The attendance for the final of 74,397 people, was the largest attendance for an Asian Cup match in the tournament's history.

== Aftermath ==

=== Prize money controversy ===
On April 2nd, 2026, both Japan and Australia released a joint statement criticising the AFC's distribution of prize money for the tournament. The predominant critique of both teams was the large inequality of prize money between the men's and women's Asian Cup tournaments, while the men's tournament in 2023 had a prize pool of $21.5 million AUD, the women's did not receive an increase from the 2022 tournament and received the exact same prize pool, which totalled $2.62 million AUD. This made the women's Asian Cup the lowest-paid continental tournament in the world, despite the tournament being the most attended in women's AFC history, and the tournament receiving a significant increase in revenue. Both Japan and Australia revealed that they were part of discussions pre-tournament with the AFC in regards to the low prize-money offered, alongside South Korea, Philippines, Chinese Taipei, India and Uzbekistan, however, as noted in their joint statement, "Our pre-tournament invitation to the AFC to work together on equal prize money, a guaranteed share to all players, and to co-develop a lasting legacy has so far been ignored." Additionally, across the tournament, only the four semi-finalists, Japan, Australia, China and South Korea received prize money, while no participation fee was awarded to the rest of the teams. For making the final, it was reported that the Australian team received only $8,800 AUD per player, five times less than the men's runners-up in 2023.
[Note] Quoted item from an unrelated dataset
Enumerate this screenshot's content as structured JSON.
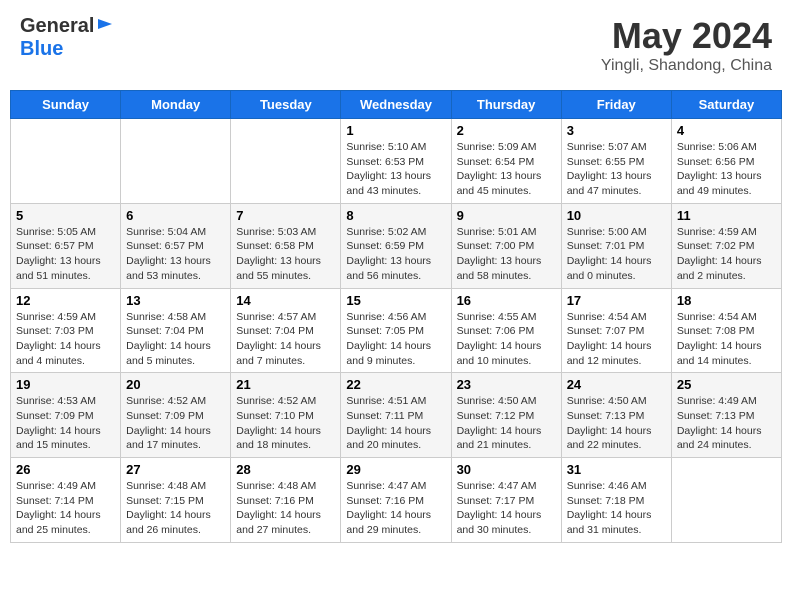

The low prize-money pool was contrasted with FIFA President Gianni Infantino's statement of the aim to have equal pay between the men's and women's tournaments by the 2027 FIFA Women's World Cup, as well as FIFPRO's report with a predicted forecast of a revenue intake of $82.4 million USD. With the AFC, revealing before the start of the tournament that prize money would not increase despite these reports, with their justification being, “The current strategy focuses on long-term development of the women’s game across Asia. Further, it is to be noted that the prize fund of all competitions is closely tied to commercial revenues such as broadcasting and sponsorships." The AFC continued to state that the tournament was "still growing" and would increase value only if it was commercially successful. FIFPRO's Asia and Oceania Secretary General, Shoko Tsuji, was critical of the AFC's response, by noting that "Australia is hosting this tournament now, and a world-class event can’t ask players to wait for future improvements."